George Rodriguez on Coaching Between the Lines

George Rodriguez blends practical experience and emotional intelligence to develop his skills as a coach and mentor

George Rodriguez, VP of Apparel Sourcing, Production, & Quality, Ariat International

As a boy, watching the Los Angeles Lakers winning successive NBA championships in the ’80s, George A. Rodriguez Jr. was impressed with not only their teamwork but also the exuberance and selflessness of their leader and star player Earvin “Magic” Johnson.

Decades later, demonstrations of solid teamwork still excite Rodriguez, who is the vice president of apparel sourcing, production, and quality at Ariat International. In the past ten years, coaching and mentoring have become his top areas of focus. This has enabled Rodriguez to contribute to his team members’ high-level performance and to support them living up to their potential.

Learning through reading has always been his first approach, Rodriguez says, and he leverages that knowledge with the work experience he has gained over the years. Inspired by Lakers coach Pat Riley’s leadership, he read The Winner Within: A Life Plan for Team Players and learned that team dynamics exist anywhere a group of individuals are asked to work together.

He also learned that a successful team starts at the top with an informed, emotionally intelligent leader through Daniel Goleman’s Emotional Intelligence: Why It Can Matter More Than IQ.

The books are “not about running a business; they speak to being an effective leader and creating an environment where individuals can live up to their potential,” Rodriguez shares. “Being present supports mindfulness, which enables you to completely focus on the task and the team and then work together towards the optimal outcome.”

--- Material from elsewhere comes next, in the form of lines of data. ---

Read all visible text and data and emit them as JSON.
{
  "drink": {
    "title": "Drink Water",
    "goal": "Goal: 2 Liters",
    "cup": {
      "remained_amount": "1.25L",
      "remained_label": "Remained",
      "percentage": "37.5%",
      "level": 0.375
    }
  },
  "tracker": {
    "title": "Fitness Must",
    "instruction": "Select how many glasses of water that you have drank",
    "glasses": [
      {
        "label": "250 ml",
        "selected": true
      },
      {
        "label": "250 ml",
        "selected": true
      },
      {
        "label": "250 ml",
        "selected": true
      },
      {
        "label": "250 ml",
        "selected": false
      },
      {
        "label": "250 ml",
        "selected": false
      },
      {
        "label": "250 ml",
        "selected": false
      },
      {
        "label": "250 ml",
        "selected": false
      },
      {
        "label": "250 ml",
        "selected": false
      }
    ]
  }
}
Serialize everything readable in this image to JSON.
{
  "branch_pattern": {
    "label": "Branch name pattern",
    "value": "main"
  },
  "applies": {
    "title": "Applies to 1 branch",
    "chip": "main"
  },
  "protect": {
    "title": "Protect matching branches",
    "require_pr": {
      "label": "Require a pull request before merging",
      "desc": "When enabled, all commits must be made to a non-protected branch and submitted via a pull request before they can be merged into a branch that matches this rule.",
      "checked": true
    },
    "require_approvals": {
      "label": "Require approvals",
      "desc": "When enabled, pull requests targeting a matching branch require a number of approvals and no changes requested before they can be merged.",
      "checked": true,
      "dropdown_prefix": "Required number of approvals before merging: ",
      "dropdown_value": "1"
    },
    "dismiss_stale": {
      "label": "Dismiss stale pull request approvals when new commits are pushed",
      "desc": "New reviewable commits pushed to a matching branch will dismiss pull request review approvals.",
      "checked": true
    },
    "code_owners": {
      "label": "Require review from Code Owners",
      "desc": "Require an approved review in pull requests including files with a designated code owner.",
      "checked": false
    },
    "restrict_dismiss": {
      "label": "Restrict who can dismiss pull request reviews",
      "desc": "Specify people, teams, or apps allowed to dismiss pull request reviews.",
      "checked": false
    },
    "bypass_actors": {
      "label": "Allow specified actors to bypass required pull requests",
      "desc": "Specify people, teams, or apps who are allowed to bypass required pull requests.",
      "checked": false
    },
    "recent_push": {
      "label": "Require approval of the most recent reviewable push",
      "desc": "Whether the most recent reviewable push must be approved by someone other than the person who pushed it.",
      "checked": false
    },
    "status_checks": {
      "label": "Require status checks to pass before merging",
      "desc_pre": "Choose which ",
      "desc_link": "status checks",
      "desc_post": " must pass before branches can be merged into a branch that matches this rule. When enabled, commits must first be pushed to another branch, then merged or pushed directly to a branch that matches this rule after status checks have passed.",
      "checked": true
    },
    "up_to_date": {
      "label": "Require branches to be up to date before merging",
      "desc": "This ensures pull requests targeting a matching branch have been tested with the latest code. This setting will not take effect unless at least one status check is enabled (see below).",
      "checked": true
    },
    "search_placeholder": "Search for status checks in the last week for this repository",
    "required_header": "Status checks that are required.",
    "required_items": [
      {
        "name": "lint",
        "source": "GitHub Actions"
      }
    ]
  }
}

The California native is the second oldest of four children born to George and Amparo Rodriguez. Raised southwest of Los Angeles in Orange, he learned that his maternal grandfather, Filiberto Becerra, rode a train in 1918 from Mexico to the United States, where he worked for several years before he saved enough money to bring his wife and children. The close-knit family remained within walking distance of each other, living in the same neighborhood. Warm memories include early lessons from his parents, who Rodriguez says gave him the building blocks for his success, namely confidence in his abilities, compassion for others, and a desire to succeed.

He earned a business degree from Cal State Fullerton and an MBA from Chapman University, where his parents attended when the campus served as the local school in the late forties. At Cal State, he found part-time work at the May Co., exposing him to the retail business. After college, he went to work at Miller’s Outpost where he met Director of Sourcing James Wat, who introduced him to the world of product development and sourcing and became his mentor.     

“He taught me a tremendous amount about sourcing and production. He gave me an opportunity that has been pivotal to my career and he also contributed significantly to the professional I am today,” Rodriguez asserts.

Eventually, that path led to Mervyn’s department store, where he had to manage a team of forty to forty-five employees, prompting him to emulate his role models as well as the philosophies he discovered in their books. “As I took on roles with increasing responsibilities of managing large groups of people, it was no longer about me and more about how I was creating an environment to improve the team and help everyone live up to their potential,” he explains.

His own coaching skills continued to develop with each new job, finding new focus when he joined Levi’s as senior director of sourcing and production. There he found a corporate environment that was less autocratic and more influenced by emotional intelligence that advises managers to be aware of not just what they say to others but also how what they do and say affects others.

“I developed a deeper understanding of leadership at Levi’s,” he asserts. “They had institutional monthly coaching meetings, and that was new to me. My boss and I would get together once a month to sit and talk, not just about performance and goals but about personal development.”

An avid reader, he continued to self-educate about coaching and leadership. When Jim Collins, author of Great By Choice, was invited to speak to Levi’s senior managers exclusively, he was disappointed about not being able to attend, and he wasn’t alone. He and fellow workers formed the Denim Divas book club in response. They began with a group of ten that grew to twenty-five, and they still continue to meet even though Rodriguez is at Ariat. After joining Ariat, Rodriguez shared the idea and built a small book club with his new team.

While his team at Ariat is smaller, it presents a new set of teaching moments. Situated in a unique niche, the company develops high-quality apparel and footwear for the English and Western equestrian markets. He has helped stabilize the source base, refine the process, build cross-functional relationships, and provide leadership to support the company’s rapid growth.

Working for Ariat has also exposed him to a new learning experience and sensibility: horses.

Rodriguez and his wife Alicia, who is an experienced equestrian, were enjoying a weekend getaway at the Carmel Valley Ranch. There they met Director of Activities Jill Rivoli, a member of the Equine Experiential Education Association (E3A). Rodriguez learned about the use of horses in experiential learning for both personal and professional development. Rivoli has since become his mentor and Rodriguez, now a Steph Curry and Golden State Warriors fan, joined E3A and is planning to become a certified trainer focusing on personal development and well-being.

“Horses are always present and nonjudgmental; they sense both our mental and emotional state and reflect it back,” he says. “Equine experiential learning is a great opportunity for personal growth and a perfect match to my philosophy on leading; be present, experience, learn, adapt, evolve.”